Some more recent recruits to the vintage redux game suggest that it’s never too early to look to the past. For instance, in his Edition 24 collection for Yves Saint Laurent, introduced in 2007 and billed as a seasonless range of wardrobe staples for traveling, Stefano Pilati revisited some of his first collections for the house, which he has helmed since 2004, and even re-created a silk T-shirt he had designed when he worked there under Tom Ford. (There are also interpretations of classic pieces by Saint Laurent himself, such as tuxedos and safari jackets.)
New this season is the Marni Summer Edition 2009 range, an amalgam of Consuela Castiglioni’s design signatures, including voluminous cuts and color blocks. “I am fascinated by the concept of clothes with a story, a memory, which makes them timeless and not necessarily pinned down to a specific style period or a single source of inspiration,” she says.
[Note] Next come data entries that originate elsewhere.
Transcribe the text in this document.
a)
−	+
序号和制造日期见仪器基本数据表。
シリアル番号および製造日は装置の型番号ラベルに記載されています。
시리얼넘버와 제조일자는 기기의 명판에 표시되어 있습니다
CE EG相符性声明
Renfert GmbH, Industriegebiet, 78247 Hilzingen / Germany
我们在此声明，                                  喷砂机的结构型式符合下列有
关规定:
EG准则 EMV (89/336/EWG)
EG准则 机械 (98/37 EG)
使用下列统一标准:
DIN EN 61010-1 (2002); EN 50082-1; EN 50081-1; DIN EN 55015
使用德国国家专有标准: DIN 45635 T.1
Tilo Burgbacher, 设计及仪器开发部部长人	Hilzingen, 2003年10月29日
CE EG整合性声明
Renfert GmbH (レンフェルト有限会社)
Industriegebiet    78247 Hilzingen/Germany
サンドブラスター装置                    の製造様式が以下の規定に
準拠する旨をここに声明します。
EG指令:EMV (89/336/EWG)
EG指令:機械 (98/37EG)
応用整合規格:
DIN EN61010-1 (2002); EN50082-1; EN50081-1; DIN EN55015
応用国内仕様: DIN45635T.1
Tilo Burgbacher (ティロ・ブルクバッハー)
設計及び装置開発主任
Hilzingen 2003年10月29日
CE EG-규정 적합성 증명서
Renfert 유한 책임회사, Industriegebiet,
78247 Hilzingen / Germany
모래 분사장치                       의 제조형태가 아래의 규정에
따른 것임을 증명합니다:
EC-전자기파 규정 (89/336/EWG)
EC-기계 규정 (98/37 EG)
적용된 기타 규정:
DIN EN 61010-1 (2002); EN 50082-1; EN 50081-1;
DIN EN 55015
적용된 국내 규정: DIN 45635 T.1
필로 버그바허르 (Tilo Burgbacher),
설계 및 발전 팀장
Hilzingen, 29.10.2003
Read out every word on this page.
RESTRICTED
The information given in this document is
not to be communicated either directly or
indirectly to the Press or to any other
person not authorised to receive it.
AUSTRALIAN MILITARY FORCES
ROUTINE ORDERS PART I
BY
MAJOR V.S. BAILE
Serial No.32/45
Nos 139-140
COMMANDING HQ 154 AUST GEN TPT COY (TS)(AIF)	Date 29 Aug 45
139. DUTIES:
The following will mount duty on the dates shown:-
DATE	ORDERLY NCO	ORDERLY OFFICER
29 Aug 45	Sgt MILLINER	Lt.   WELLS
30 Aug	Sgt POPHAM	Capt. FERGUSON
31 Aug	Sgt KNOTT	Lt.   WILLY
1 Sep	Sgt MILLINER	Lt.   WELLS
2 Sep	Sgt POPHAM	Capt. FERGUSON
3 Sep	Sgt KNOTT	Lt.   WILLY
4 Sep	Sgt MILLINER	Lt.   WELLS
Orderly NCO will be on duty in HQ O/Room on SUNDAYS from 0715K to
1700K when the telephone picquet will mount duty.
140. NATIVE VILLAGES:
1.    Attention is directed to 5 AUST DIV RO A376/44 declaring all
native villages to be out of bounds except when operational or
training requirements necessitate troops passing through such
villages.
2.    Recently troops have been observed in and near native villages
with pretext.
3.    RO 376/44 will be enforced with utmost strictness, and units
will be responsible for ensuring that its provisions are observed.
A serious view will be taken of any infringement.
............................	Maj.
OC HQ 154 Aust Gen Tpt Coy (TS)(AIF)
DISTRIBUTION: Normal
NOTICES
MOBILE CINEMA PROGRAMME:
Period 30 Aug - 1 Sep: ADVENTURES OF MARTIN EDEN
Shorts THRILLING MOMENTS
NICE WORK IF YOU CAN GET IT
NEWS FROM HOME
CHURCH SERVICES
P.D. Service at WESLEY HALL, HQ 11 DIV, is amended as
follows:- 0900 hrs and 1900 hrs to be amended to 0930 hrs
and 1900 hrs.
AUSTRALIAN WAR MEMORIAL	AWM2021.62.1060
In accessories re-editions, Chanel re-created a classic Chanel bag from 1955 in 2005, and choices these days include Chanel’s Vintage bag, based on one Karl Lagerfeld did in the Nineties, and Nina Ricci’s oversize square sunglasses, which reinvent a style famously worn by Jackie Onassis to a tennis tournament in 1978.
Perhaps because fashion spins ever faster, designers often cite freedom as an aspect of re-editions they cherish, liberating them from the hamster wheel of constant change. “I’m a big believer in comfort not being the fit of a garment, but the familiarity,” says Marc Jacobs, whose one-shot Stephen Sprouse collection for Louis Vuitton this season, while consisting of all new designs, still speaks to the power of past styles. “Stephen did create some things that were very iconic. It reminds me of a moment in New York that, you know, I haven’t seen one like since.”
Ghesquière stresses that the pursuit of newness drives designers forward—and just might put them in the history books. “It’s a challenge for invention and creativity,” he says, “but everyone has the hope that a few of those things will last forever.”